For now, this is the only workbench I have. I have one lower cabinet left which I'll build a top for, but it will only be a small surface for my drill press. Once I get my all my tools positioned where I want them, I'll see how much room I have left over for another work bench. I'll likely need something for assembling my woodworking projects, so it will likely be a butcher block surface.

Anyways, here's the pictures of my workbench. I ended up using 3/4" ply with 1/4" tempered hardboard on top. The edges of the bench were notched proud, so that the ply and hardboard sat inside. The ply is screwed down, while the hardboard is stuck down with double sided carpet tape in case I ever want to replace the surface.

If I were to do it again, I wouldn't do it this way. It was a pain getting all the various pieces notched perfectly so that the hardboard surface wasn't too low or too high.

I haven't put legs on it yet. As someone posted earlier the cabinets are pretty strong in themselves and I don't think I'll need to add the 2x4 legs at the front of the cabinets. I will be an easy fix if I find I need them though.

I still may have to put toe kick boards in place and possibly add supports under the lower cabinets if I'm going to be storing lots of heavy items. I was planning on doing a 2x4 boarder along the back side of the bench against the wall, but I'm debating that one right now.

The lower that only has bottom doors and no drawers will be for a possible future sink, but I'll have to re-think the surface to prevent water damage.

Here are some pics of how it looks:


----------



## Jackofall1 (Dec 5, 2010)

Would that be a 1970 911S model?

Mark


----------



## Jack Olsen (Jan 26, 2010)

Thanks, DIYGuy2000.  Those benches look great.
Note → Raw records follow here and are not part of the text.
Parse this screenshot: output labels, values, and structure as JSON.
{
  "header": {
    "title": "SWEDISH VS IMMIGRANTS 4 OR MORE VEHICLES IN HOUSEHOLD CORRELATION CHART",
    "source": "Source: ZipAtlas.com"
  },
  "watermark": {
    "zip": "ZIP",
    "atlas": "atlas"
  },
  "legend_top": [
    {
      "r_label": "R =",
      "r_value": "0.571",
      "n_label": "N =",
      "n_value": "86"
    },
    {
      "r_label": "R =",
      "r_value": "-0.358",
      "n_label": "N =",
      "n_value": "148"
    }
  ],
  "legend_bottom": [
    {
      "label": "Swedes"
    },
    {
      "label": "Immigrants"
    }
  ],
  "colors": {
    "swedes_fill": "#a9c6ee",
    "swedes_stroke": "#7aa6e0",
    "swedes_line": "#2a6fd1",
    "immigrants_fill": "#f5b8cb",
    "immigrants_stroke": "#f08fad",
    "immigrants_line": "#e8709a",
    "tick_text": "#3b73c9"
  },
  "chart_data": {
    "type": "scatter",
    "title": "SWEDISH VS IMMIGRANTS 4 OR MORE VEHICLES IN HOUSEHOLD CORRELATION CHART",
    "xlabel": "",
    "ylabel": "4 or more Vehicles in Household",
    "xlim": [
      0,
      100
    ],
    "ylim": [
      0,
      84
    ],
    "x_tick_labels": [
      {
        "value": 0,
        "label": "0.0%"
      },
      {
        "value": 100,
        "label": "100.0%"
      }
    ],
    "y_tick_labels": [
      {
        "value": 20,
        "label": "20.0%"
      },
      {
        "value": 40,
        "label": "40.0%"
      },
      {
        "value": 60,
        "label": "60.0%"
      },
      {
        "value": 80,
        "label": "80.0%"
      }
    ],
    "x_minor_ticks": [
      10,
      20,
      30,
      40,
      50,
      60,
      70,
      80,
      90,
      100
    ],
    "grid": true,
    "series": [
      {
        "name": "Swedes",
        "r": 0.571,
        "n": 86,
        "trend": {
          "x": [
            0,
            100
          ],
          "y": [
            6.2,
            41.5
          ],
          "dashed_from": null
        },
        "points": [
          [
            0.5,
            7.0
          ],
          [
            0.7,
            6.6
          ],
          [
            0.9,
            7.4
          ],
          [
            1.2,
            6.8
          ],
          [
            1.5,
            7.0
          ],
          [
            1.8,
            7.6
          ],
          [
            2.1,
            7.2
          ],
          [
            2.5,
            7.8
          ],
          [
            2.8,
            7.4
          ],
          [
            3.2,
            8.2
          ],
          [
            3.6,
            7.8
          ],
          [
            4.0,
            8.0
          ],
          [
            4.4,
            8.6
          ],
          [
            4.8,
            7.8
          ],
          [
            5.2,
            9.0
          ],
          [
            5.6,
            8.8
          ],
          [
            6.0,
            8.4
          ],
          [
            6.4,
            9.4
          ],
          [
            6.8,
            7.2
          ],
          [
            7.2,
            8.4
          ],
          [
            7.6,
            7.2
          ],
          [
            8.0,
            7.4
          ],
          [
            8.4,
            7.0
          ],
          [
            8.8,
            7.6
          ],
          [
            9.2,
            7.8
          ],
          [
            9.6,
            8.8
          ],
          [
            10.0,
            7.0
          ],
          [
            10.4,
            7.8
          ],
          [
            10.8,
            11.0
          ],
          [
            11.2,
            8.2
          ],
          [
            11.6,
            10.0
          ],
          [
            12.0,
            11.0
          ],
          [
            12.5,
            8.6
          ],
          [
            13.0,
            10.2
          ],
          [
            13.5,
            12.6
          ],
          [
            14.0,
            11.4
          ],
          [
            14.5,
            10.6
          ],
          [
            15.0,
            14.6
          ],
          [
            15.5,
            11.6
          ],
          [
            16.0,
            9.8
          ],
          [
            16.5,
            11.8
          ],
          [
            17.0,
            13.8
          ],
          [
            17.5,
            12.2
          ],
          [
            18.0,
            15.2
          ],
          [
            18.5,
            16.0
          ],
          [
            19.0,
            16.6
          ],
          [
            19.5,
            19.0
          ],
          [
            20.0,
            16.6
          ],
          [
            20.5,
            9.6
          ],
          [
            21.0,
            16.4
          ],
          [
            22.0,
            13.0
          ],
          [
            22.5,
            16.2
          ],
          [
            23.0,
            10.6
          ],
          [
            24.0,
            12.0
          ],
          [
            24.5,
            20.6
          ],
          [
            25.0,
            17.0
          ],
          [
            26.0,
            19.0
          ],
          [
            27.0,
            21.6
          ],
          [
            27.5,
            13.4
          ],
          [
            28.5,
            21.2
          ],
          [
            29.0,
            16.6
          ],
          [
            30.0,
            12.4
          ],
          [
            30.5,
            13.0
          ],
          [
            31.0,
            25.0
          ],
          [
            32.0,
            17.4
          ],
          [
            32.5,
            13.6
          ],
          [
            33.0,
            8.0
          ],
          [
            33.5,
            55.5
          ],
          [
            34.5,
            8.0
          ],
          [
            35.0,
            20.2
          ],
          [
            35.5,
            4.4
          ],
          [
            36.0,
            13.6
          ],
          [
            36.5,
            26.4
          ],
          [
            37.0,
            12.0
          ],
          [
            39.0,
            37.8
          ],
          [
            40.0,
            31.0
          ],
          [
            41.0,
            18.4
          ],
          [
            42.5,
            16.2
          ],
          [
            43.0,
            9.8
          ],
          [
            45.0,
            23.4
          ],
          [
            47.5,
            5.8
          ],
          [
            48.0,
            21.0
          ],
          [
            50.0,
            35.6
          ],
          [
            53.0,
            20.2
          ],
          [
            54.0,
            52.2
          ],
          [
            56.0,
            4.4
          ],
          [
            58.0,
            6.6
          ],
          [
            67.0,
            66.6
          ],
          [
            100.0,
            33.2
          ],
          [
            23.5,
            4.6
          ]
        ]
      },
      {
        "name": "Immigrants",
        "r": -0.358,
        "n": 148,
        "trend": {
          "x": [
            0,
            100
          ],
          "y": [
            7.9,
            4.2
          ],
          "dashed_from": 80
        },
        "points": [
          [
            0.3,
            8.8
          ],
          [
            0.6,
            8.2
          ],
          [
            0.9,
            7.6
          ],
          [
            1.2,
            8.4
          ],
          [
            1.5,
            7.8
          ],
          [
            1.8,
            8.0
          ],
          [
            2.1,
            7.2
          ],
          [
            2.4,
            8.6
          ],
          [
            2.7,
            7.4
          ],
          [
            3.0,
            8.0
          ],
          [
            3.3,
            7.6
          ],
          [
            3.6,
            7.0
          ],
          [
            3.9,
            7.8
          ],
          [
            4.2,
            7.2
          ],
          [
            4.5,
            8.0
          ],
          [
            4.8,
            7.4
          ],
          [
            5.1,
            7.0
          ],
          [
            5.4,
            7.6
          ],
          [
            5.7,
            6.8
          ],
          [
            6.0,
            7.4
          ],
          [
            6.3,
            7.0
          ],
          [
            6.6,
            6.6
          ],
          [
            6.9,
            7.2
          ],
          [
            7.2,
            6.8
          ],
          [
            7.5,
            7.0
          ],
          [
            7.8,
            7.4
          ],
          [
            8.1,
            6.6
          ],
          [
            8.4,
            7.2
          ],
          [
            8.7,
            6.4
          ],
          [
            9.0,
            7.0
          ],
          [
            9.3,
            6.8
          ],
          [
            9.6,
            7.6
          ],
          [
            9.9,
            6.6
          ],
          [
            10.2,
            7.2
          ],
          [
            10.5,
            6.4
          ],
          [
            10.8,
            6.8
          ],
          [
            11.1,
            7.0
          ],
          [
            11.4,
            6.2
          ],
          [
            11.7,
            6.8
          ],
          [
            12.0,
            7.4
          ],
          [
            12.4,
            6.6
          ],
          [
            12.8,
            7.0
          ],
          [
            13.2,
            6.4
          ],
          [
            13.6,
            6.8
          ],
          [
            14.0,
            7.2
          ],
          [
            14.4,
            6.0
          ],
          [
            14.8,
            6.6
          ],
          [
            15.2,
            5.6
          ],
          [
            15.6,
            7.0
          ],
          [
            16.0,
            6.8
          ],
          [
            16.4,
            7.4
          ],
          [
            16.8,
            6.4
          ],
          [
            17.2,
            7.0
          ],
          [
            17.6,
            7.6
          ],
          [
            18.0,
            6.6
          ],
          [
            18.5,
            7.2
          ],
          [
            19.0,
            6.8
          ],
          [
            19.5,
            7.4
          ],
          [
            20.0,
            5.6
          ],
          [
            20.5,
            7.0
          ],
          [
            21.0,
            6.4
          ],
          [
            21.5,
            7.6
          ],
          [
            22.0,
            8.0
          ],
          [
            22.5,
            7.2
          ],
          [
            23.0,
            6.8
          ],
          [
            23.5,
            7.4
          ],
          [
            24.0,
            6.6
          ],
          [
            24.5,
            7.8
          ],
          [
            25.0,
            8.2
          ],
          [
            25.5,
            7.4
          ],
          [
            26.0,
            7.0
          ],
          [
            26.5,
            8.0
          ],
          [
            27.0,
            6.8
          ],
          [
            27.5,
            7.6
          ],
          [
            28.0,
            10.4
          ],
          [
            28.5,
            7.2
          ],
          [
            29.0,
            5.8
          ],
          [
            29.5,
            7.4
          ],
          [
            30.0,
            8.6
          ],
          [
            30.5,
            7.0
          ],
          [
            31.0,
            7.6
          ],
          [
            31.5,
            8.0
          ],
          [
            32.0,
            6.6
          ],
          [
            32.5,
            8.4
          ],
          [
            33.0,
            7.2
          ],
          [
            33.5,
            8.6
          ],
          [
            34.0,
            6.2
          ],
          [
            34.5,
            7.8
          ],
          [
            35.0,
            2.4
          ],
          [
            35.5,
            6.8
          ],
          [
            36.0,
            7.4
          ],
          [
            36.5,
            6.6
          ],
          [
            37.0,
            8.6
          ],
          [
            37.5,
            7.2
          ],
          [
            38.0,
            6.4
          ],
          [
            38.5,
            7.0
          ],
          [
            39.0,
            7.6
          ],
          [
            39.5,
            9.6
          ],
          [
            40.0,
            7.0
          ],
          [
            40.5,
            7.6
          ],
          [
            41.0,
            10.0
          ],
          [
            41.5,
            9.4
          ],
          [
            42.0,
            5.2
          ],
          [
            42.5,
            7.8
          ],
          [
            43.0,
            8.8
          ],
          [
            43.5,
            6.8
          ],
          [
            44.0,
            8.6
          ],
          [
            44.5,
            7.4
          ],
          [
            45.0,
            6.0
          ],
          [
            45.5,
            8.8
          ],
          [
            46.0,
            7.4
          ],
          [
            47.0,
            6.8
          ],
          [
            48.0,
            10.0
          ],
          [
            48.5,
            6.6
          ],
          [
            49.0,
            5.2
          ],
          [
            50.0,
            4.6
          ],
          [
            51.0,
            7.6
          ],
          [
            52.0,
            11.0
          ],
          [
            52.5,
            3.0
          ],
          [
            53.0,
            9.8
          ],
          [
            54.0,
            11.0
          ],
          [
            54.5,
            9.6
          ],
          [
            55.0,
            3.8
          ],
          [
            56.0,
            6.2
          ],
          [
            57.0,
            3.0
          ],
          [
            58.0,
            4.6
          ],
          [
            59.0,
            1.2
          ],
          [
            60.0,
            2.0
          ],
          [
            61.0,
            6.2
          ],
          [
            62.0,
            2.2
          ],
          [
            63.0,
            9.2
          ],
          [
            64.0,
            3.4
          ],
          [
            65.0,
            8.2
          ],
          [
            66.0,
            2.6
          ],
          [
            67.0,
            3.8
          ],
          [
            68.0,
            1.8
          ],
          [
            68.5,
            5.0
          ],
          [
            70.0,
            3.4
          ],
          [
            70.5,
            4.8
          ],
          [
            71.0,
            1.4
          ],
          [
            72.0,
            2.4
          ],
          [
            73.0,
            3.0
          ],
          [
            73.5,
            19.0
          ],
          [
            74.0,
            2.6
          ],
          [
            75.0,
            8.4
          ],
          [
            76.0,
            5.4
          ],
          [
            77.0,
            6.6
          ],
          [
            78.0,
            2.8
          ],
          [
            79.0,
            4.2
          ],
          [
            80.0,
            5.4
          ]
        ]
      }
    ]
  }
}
However much of a pain the border was, it looks cool. The colors of the cabinets and the bench look good, too. I doubt there's anything that those cabinet boxes can't support.

Usually, my place isn't that clean. But when it is, I get out the camera. I built all of the benches myself -- you can probably see that I'm more comfortable working with steel than wood. And the car.










Mark, it's a 1972 tub. But the car is kind of a mongrel. It's got a transaxle from a 1977, brakes from a 1986 Turbo model, an engine from a 1995 model and suspension pieces from a few more sources. It's flared like a Turbo for 9-1/2" and 11" wheels. It's street-driven, but I track it about eight times a year. Here it is last week:


----------



## Jackofall1 (Dec 5, 2010)

Very nice, I used to own a 70 T model that I restored to prestine original condition, except for the motor and tranny which was replaced with a "S" spec, the view from the front end surely reminded me of those days, with the view of yours from the side I see the extensive mongral work you have done looks great and you look like you have an awesome place to work on it to.

Mark


----------



## ddawg16 (Aug 15, 2011)

Don't let that pretty car fool you....with Jack behind the wheel....it's fast.

My neighbor down the street knows Jack....and has been on the same track with him....as Kip says "He is fast".

BTW Jack....if you see a nice little BMW 325i out there with a 16 year old girl behind the wheel....that is his daughter....just make sure you put on sun glasses and pin your tongue in your mouth.....


----------